La somma di queste due immagini sono i Trockadero, i Trocks come si fanno affettuosamente chiamare.
La loro filosofia è quella di rendere omaggio al balletto (classico e moderno) mediante un’interpretazione attenta delle coreografie e una qualità tecnica della danza altissima, ma anche di svelarne in qualche modo i vezzi e la teatralità un po’ eccessiva grazie a un’ironia che in parte scaturisce quasi automaticamente dalla contraddizione tra i corpi maschili e le parti danzate, dall’altro nasce dalle buffe e intelligenti variazioni sul tema che i ballerini introducono.
Nessuno più dei Trocks è in grado di far apprezzare il balletto anche a chi – come me – non lo conosce e non lo ama particolarmente, in particolare quello classico.

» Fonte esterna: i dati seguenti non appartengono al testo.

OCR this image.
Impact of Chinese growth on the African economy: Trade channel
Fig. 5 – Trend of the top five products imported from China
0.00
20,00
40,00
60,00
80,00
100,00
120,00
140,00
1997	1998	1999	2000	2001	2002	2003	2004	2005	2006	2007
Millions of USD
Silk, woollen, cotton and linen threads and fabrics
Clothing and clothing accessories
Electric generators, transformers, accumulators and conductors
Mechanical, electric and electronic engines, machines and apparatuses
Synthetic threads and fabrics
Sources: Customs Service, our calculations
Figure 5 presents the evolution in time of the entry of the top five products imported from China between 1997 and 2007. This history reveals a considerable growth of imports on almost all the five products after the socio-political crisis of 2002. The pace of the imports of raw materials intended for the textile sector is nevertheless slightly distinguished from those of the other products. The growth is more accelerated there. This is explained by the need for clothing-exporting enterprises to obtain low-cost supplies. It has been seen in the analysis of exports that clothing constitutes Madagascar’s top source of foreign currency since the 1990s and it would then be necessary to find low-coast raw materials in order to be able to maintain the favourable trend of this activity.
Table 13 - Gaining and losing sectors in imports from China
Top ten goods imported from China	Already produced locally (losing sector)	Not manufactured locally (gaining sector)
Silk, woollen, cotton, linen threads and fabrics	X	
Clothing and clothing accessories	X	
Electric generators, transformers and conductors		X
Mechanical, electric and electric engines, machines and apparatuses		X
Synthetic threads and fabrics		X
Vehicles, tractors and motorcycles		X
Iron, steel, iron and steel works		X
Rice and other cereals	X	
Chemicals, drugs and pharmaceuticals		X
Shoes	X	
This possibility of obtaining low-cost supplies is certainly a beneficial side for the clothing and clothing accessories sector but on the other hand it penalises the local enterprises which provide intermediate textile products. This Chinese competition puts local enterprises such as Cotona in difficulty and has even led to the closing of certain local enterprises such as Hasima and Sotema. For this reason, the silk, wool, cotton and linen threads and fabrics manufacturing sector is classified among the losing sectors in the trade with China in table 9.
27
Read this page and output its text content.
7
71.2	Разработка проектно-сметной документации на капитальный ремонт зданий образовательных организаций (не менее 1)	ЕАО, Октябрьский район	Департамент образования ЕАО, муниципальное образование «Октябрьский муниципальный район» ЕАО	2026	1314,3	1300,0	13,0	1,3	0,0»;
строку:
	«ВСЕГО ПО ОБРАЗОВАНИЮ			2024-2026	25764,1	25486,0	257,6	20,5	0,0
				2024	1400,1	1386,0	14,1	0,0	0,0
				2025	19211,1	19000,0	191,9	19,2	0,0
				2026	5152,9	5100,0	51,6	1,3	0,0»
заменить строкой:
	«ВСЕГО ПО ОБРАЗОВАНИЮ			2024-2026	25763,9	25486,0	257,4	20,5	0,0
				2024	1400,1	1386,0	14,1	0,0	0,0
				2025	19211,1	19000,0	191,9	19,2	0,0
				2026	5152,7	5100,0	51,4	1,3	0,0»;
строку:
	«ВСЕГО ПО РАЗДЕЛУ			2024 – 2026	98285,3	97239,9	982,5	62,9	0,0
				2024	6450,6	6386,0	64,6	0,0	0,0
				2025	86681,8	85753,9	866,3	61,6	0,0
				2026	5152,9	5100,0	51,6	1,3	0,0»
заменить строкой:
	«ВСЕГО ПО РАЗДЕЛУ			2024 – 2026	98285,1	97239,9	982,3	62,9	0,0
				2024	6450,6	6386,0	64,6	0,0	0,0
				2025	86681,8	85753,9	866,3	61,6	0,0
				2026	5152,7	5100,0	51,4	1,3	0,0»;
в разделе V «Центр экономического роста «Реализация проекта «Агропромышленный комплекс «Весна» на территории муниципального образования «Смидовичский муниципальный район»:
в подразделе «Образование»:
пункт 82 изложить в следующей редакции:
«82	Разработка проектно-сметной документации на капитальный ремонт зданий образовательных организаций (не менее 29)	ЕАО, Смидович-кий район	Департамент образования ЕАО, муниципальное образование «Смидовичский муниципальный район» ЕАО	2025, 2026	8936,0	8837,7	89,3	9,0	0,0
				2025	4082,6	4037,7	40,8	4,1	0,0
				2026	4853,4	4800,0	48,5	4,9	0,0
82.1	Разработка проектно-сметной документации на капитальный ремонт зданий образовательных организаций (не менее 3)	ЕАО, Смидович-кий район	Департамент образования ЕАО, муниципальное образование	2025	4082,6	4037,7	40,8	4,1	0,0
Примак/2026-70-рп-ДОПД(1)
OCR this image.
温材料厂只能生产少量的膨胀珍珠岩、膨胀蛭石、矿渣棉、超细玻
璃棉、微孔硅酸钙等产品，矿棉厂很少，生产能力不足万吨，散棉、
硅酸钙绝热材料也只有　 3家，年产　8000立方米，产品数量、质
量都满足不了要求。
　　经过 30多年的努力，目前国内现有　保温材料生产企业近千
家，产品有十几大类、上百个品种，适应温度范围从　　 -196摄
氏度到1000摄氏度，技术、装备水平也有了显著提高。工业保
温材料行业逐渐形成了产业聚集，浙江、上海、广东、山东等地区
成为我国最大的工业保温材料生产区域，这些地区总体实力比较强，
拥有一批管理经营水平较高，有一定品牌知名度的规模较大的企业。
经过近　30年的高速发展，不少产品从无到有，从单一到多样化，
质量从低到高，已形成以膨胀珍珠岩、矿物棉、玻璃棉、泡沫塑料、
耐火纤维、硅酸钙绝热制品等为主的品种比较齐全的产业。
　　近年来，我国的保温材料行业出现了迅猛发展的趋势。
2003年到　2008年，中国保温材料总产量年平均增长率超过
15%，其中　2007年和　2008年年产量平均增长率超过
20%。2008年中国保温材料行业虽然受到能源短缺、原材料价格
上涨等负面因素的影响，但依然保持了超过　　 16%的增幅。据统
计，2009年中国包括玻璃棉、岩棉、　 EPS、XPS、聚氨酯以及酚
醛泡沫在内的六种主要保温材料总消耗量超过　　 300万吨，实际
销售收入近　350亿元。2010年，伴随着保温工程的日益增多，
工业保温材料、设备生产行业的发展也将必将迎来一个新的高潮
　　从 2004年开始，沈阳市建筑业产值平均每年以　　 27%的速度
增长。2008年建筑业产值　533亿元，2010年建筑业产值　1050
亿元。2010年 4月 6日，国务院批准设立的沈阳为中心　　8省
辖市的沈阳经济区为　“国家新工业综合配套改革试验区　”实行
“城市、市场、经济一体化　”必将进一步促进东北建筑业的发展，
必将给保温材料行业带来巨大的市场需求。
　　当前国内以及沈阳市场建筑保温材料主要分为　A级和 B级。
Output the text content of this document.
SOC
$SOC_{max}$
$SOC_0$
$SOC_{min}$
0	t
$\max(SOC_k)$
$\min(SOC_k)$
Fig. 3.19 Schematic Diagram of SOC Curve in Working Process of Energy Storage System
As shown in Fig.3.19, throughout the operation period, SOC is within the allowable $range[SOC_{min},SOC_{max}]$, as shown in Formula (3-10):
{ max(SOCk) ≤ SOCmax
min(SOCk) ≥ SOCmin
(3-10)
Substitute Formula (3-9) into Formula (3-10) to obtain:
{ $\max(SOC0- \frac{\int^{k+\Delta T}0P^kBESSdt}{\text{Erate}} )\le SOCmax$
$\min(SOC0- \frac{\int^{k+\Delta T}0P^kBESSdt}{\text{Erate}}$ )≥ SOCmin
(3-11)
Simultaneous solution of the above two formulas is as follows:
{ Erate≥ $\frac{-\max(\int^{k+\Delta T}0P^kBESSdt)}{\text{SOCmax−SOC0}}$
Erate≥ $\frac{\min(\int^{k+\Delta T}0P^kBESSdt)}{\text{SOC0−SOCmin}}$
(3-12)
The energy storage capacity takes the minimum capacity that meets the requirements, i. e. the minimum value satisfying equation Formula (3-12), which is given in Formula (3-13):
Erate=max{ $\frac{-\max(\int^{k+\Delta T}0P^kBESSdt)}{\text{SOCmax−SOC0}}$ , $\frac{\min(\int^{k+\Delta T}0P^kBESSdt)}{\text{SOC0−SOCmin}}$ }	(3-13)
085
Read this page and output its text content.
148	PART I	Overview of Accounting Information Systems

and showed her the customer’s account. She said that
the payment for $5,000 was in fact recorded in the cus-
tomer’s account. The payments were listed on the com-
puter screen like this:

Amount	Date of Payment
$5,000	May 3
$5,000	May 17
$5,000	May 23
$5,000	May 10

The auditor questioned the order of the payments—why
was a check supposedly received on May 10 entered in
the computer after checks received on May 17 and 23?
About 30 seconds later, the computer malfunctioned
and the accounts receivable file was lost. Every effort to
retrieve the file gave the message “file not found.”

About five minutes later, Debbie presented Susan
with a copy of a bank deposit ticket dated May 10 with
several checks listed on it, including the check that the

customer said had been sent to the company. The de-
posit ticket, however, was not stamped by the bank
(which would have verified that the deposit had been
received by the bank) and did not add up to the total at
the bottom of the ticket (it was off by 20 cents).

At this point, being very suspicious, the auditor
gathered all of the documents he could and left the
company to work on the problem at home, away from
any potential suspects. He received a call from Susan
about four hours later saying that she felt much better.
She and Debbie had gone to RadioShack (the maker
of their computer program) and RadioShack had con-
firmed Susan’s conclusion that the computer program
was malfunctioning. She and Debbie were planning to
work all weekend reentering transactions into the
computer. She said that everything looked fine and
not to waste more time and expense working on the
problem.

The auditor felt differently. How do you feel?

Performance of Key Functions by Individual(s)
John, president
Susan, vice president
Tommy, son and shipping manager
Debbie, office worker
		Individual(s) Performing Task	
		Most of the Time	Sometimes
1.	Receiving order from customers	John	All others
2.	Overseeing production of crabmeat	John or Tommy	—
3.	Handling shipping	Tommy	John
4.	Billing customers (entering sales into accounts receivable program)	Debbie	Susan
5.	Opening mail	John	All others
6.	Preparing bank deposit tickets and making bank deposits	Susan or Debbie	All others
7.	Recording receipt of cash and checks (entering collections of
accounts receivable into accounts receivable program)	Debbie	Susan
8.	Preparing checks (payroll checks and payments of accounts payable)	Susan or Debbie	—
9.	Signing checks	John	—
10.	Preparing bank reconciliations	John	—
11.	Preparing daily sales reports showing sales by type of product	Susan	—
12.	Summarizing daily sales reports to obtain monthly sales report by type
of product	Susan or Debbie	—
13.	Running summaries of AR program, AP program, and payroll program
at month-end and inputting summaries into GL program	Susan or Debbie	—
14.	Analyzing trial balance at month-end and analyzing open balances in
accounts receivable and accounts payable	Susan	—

È come se questi ballerini riuscissero a mettere insieme un approccio quasi didascalico, rendendo espliciti ovvero esagerando il contenuto narrativo del balletto, con un approccio filologico, la cui fedeltà all’originale è tale che in alcuni momenti ci si dimentica di star vedendo ballare degli uomini, tanto il loro gioco di gambe, la loro leggerezza, l’armonia dei loro movimenti sono straordinari.
A Roma , all’Auditorium Conciliazione, il 7 e l’8 marzo i Trocks hanno portato un programma composto da Il lago dei cigni – II atto con coreografie di Lev Ivanov, Patterns in space da coreografie di Merce Cunningham, Grand Pas de Quatre da coreografie di Anton Dolin e Jules Perrot e Raymonda’s Wedding da coreografie di Marius Petipa.
Non è mancata nemmeno la morte del cigno, che ha disseminato il palcoscenico di piume prima di accasciarsi al suolo!
Complessivamente uno spettacolo gradevolissimo che vale la pena di essere visto e goduto in tutta la sua “leggerezza”.